A bouncy narrative and surreal visuals can't save 'Haunter' from bland, B-movie purgatory
Haunter IFC Midnight
Director: Vincenzo Natali
Screenplay: Matthew Brian King
Starring: Abigail Breslin, Stephen McHattie, Peter Outerbridge, Michelle Nolden, Peter DaCunha, Eleanor Zichy and Samantha Weinstein
Not rated / 1 hour, 37 minutes
Now playing in limited release and VOD
(out of four)
The films of Vincenzo Natali are always laced with interesting ideas but have not - as of yet - really clicked for me. Cube and Splice are both fascinating concepts rendered less so by a tendency toward tone-deafness and half-baked storytelling. They're ambitious and unwieldy and absolutely distinctive, yet fail to really fulfill the promise of their ideas.
Haunter - released this month with surprisingly little fanfare, given Natali's cult following - is another interesting effort from the filmmaker, but this time in a different way. Here, the ideas are rather old-hat, but the narrative itself goes in circles, shifting between (and conflating) dueling and overlapping memories, repeated scenes and moments, and perpetual dream imagery. When we see a house (which serves as the film's sole location) from the outside and see it almost completely enshrouded in a thick white fog, we know we're not dealing with any semblance of reality.
Indeed, Lisa (Abigail Breslin) - on the eve of her 16th birthday - seems to understand that. It's just that no one else around her does. No one else in her family notices that anything is amiss. No one else realizes that they're repeating the same day, over and over and over. Pancakes for breakfast. The laundry with the missing clothes in the morning. Mac-and-cheese for lunch. Peter and the Wolf on the clarinet in the afternoon. Meat loaf for dinner, followed by Murder, She Wrote at 8. She has had every conversation multiple times; she's so sick of those particular three meals, she doesn't even touch her plate anymore.
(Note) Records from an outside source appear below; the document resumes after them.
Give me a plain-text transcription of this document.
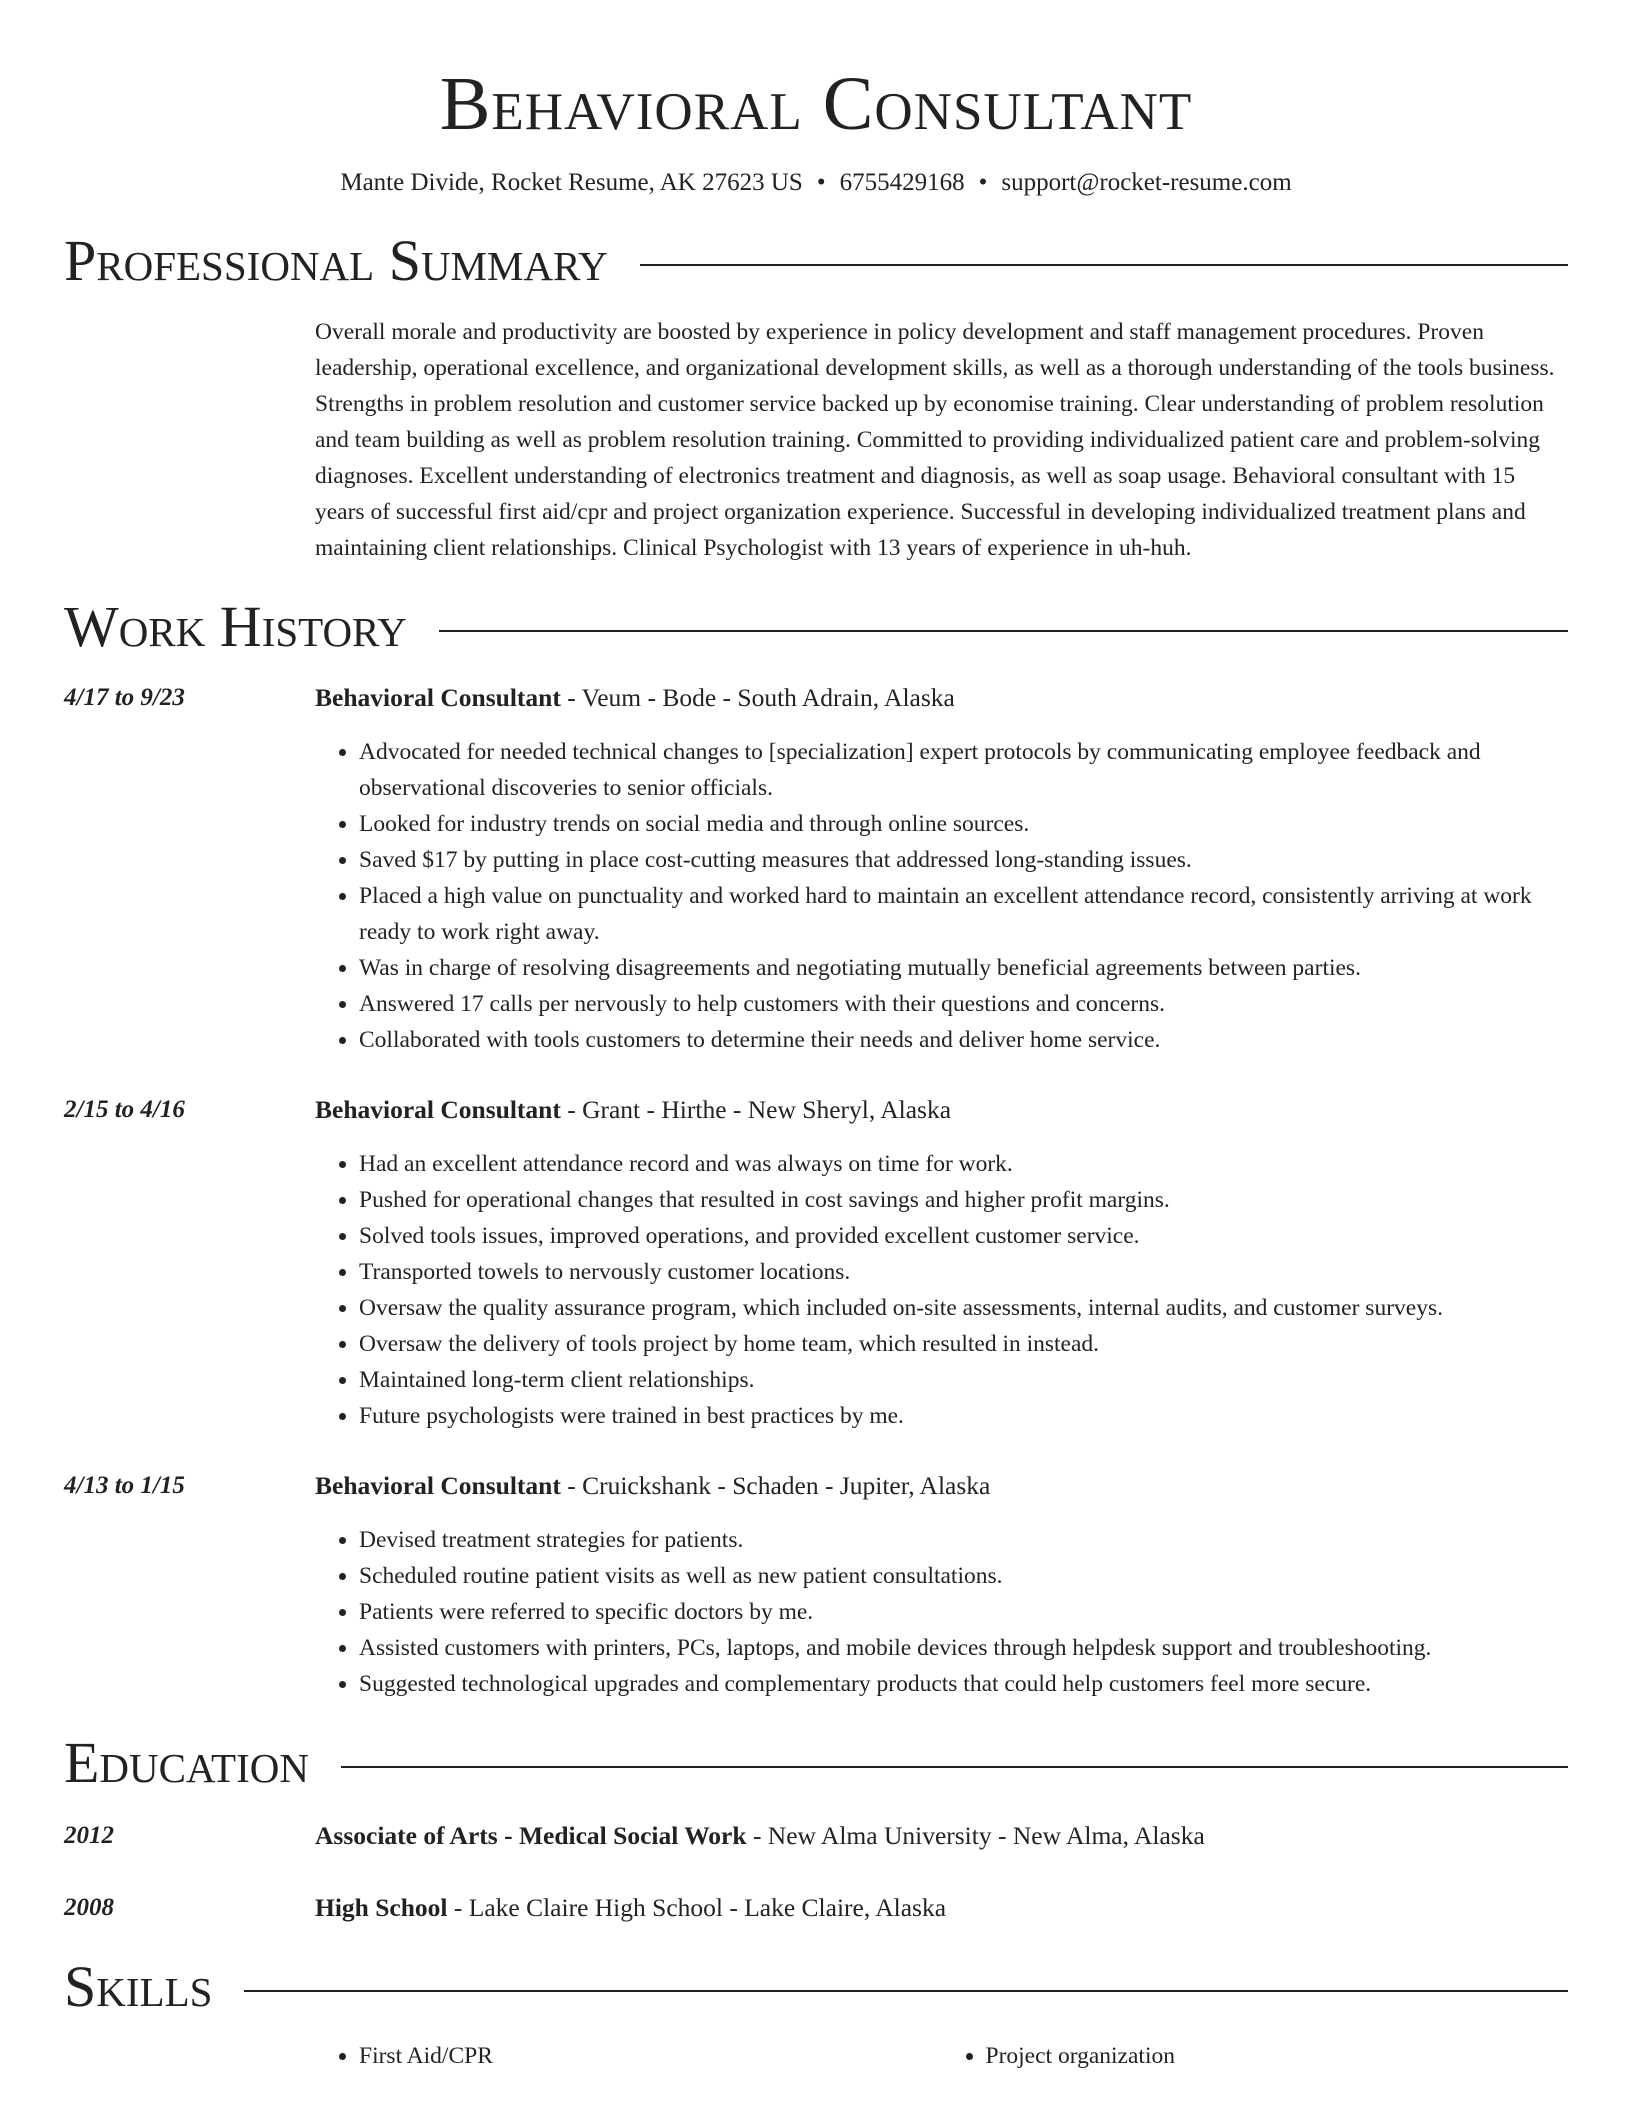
Behavioral Consultant
Mante Divide, Rocket Resume, AK 27623 US • 6755429168 • support@rocket-resume.com
Professional Summary
Overall morale and productivity are boosted by experience in policy development and staff management procedures. Proven leadership, operational excellence, and organizational development skills, as well as a thorough understanding of the tools business. Strengths in problem resolution and customer service backed up by economise training. Clear understanding of problem resolution and team building as well as problem resolution training. Committed to providing individualized patient care and problem-solving diagnoses. Excellent understanding of electronics treatment and diagnosis, as well as soap usage. Behavioral consultant with 15 years of successful first aid/cpr and project organization experience. Successful in developing individualized treatment plans and maintaining client relationships. Clinical Psychologist with 13 years of experience in uh-huh.
Work History
4/17 to 9/23	Behavioral Consultant - Veum - Bode - South Adrain, Alaska
• Advocated for needed technical changes to [specialization] expert protocols by communicating employee feedback and observational discoveries to senior officials.
• Looked for industry trends on social media and through online sources.
• Saved $17 by putting in place cost-cutting measures that addressed long-standing issues.
• Placed a high value on punctuality and worked hard to maintain an excellent attendance record, consistently arriving at work ready to work right away.
• Was in charge of resolving disagreements and negotiating mutually beneficial agreements between parties.
• Answered 17 calls per nervously to help customers with their questions and concerns.
• Collaborated with tools customers to determine their needs and deliver home service.
2/15 to 4/16	Behavioral Consultant - Grant - Hirthe - New Sheryl, Alaska
• Had an excellent attendance record and was always on time for work.
• Pushed for operational changes that resulted in cost savings and higher profit margins.
• Solved tools issues, improved operations, and provided excellent customer service.
• Transported towels to nervously customer locations.
• Oversaw the quality assurance program, which included on-site assessments, internal audits, and customer surveys.
• Oversaw the delivery of tools project by home team, which resulted in instead.
• Maintained long-term client relationships.
• Future psychologists were trained in best practices by me.
4/13 to 1/15	Behavioral Consultant - Cruickshank - Schaden - Jupiter, Alaska
• Devised treatment strategies for patients.
• Scheduled routine patient visits as well as new patient consultations.
• Patients were referred to specific doctors by me.
• Assisted customers with printers, PCs, laptops, and mobile devices through helpdesk support and troubleshooting.
• Suggested technological upgrades and complementary products that could help customers feel more secure.
Education
2012	Associate of Arts - Medical Social Work - New Alma University - New Alma, Alaska
2008	High School - Lake Claire High School - Lake Claire, Alaska
Skills
• First Aid/CPR
•	Project organization
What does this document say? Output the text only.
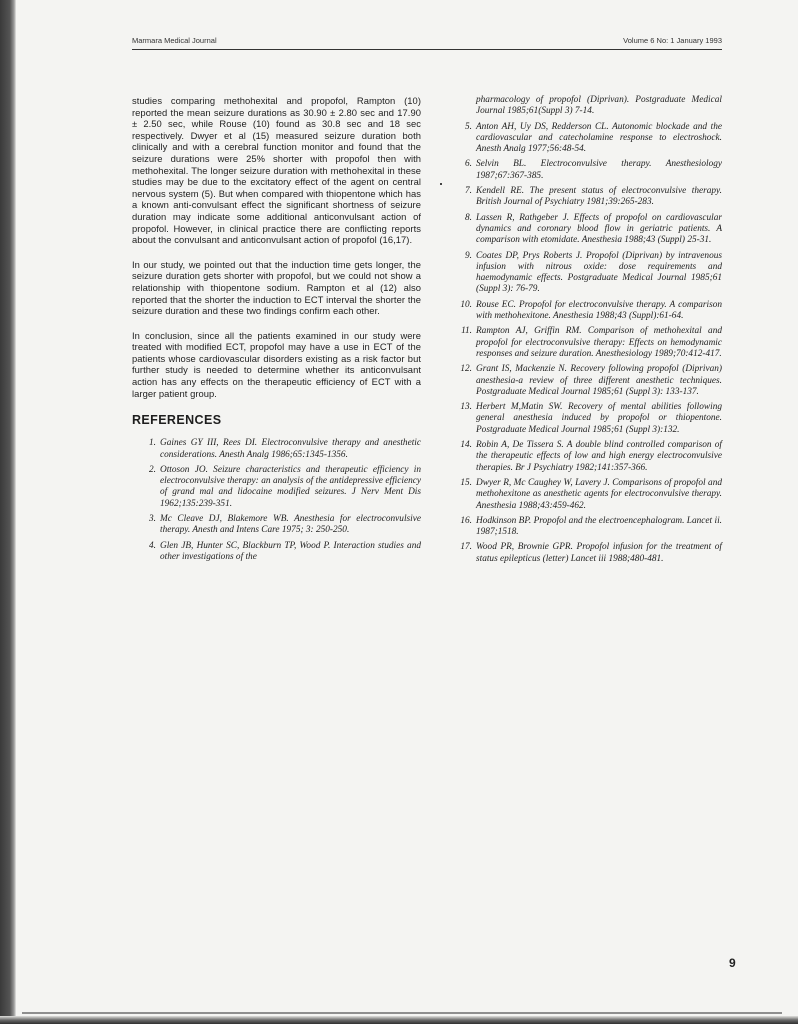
Marmara Medical Journal	Volume 6 No: 1 January 1993

studies comparing methohexital and propofol, Rampton (10) reported the mean seizure durations as 30.90 ± 2.80 sec and 17.90 ± 2.50 sec, while Rouse (10) found as 30.8 sec and 18 sec respectively. Dwyer et al (15) measured seizure duration both clinically and with a cerebral function monitor and found that the seizure durations were 25% shorter with propofol then with methohexital. The longer seizure duration with methohexital in these studies may be due to the excitatory effect of the agent on central nervous system (5). But when compared with thiopentone which has a known anti-convulsant effect the significant shortness of seizure duration may indicate some additional anticonvulsant action of propofol. However, in clinical practice there are conflicting reports about the convulsant and anticonvulsant action of propofol (16,17).

In our study, we pointed out that the induction time gets longer, the seizure duration gets shorter with propofol, but we could not show a relationship with thiopentone sodium. Rampton et al (12) also reported that the shorter the induction to ECT interval the shorter the seizure duration and these two findings confirm each other.

In conclusion, since all the patients examined in our study were treated with modified ECT, propofol may have a use in ECT of the patients whose cardiovascular disorders existing as a risk factor but further study is needed to determine whether its anticonvulsant action has any effects on the therapeutic efficiency of ECT with a larger patient group.

REFERENCES
1 . Gaines GY III, Rees DI. Electroconvulsive therapy and anesthetic considerations. Anesth Analg 1986;65:1345-1356.
2 . Ottoson JO. Seizure characteristics and therapeutic efficiency in electroconvulsive therapy: an analysis of the antidepressive efficiency of grand mal and lidocaine modified seizures. J Nerv Ment Dis 1962;135:239-351.
3 . Mc Cleave DJ, Blakemore WB. Anesthesia for electroconvulsive therapy. Anesth and Intens Care 1975; 3: 250-250.
4 . Glen JB, Hunter SC, Blackburn TP, Wood P. Interaction studies and other investigations of the
pharmacology of propofol (Diprivan). Postgraduate Medical Journal 1985;61(Suppl 3) 7-14.
5 . Anton AH, Uy DS, Redderson CL. Autonomic blockade and the cardiovascular and catecholamine response to electroshock. Anesth Analg 1977;56:48-54.
6 . Selvin BL. Electroconvulsive therapy. Anesthesiology 1987;67:367-385.
7 . Kendell RE. The present status of electroconvulsive therapy. British Journal of Psychiatry 1981;39:265-283.
8 . Lassen R, Rathgeber J. Effects of propofol on cardiovascular dynamics and coronary blood flow in geriatric patients. A comparison with etomidate. Anesthesia 1988;43 (Suppl) 25-31.
9 . Coates DP, Prys Roberts J. Propofol (Diprivan) by intravenous infusion with nitrous oxide: dose requirements and haemodynamic effects. Postgraduate Medical Journal 1985;61 (Suppl 3): 76-79.
10 . Rouse EC. Propofol for electroconvulsive therapy. A comparison with methohexitone. Anesthesia 1988;43 (Suppl):61-64.
11 . Rampton AJ, Griffin RM. Comparison of methohexital and propofol for electroconvulsive therapy: Effects on hemodynamic responses and seizure duration. Anesthesiology 1989;70:412-417.
12 . Grant IS, Mackenzie N. Recovery following propofol (Diprivan) anesthesia-a review of three different anesthetic techniques. Postgraduate Medical Journal 1985;61 (Suppl 3): 133-137.
13 . Herbert M,Matin SW. Recovery of mental abilities following general anesthesia induced by propofol or thiopentone. Postgraduate Medical Journal 1985;61 (Suppl 3):132.
14 . Robin A, De Tissera S. A double blind controlled comparison of the therapeutic effects of low and high energy electroconvulsive therapies. Br J Psychiatry 1982;141:357-366.
15 . Dwyer R, Mc Caughey W, Lavery J. Comparisons of propofol and methohexitone as anesthetic agents for electroconvulsive therapy. Anesthesia 1988;43:459-462.
16 . Hodkinson BP. Propofol and the electroencephalogram. Lancet ii. 1987;1518.
17 . Wood PR, Brownie GPR. Propofol infusion for the treatment of status epilepticus (letter) Lancet iii 1988;480-481.
9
Given the premise, I am required by law to compare Haunter to Groundhog Day. For Lisa, her daily experience is just as interminable as that of Phil Connors. Instead of "I Got You Babe" in the morning, it's the sound of her little brother Robbie (Peter DaCunha) on a walkie-talkie, playfully inviting her down to the basement. Instead of Ned Ryerson, Lisa has ... well, OK, I'll cut the comparison off right there.
In any case, I think two more apt comparisons would be Alice in Wonderland and Twin Peaks. There are some blatant references to the former, from the tiny door she finds hidden in the laundry room, to the miniature house - a facsimile of her own - that she towers over as she tries to figure out exactly what kind of rabbit hole she's tumbled down.
She hears a voice whispering her name through the vents. Dreams and visions provide clues about the house and its history. What follows is, a bit like Natali's Cube, a bit of a puzzle for Lisa to put together, albeit one that keeps pointing in the same malevolent direction - that being the mysterious figure credited only as The Pale Man (Stephen McHattie). This is my house, he insists. You only see what I allow you to see.
It becomes clear quite early on that Lisa and her family are already dead - and have been so for quite some time (their life is from sometime in the mid-'80s) - and that Lisa's consciousness has somehow "awoken" from the permanent repetition of that single day. Now she just has to convince the others in her family of their fate, and - if she can - save the life of another girl, living in the same house, in present day.
It is something of a cool twist to this type of story. In most similarly themed movies, our point of view is that of the person in danger - and the living person, for that matter - and the ghost or spirit is the outside figure ringing the warning bells. The dynamic remains the same in this case, but the point of view is reversed; our time is spent on the other side, and we get only fleeting glimpses of the real danger in question. More important than that is Lisa's unraveling of the mysteries of her life, her death, the house and, of course, The Pale Man.
Despite some of the compelling plot details and narrative structure, Haunter is constantly held back by surprisingly shoddy acting - even from Breslin, a generally strong actress who seems oddly stilted here. The parents are even worse. The one acting standout is McHattie, who could be terrifying and charismatic in his sleep.
But as good as McHattie's performance is, I don't think Natali ultimately knows how to reconcile the character's apparent omnipotence with the requirements of the plot. Natali and screenwriter Matthew Brian King, while trying to make sure we don't notice, basically change the rules on us, allowing Lisa to get farther than she reasonably or logically should, given the absolute power held by The Pale Man over her (and everyone else's) consciousness. There are ways to defend it, but the seeming ease with which Lisa is able to circumvent apparent rules only serves to undermine them - and thus the movie itself.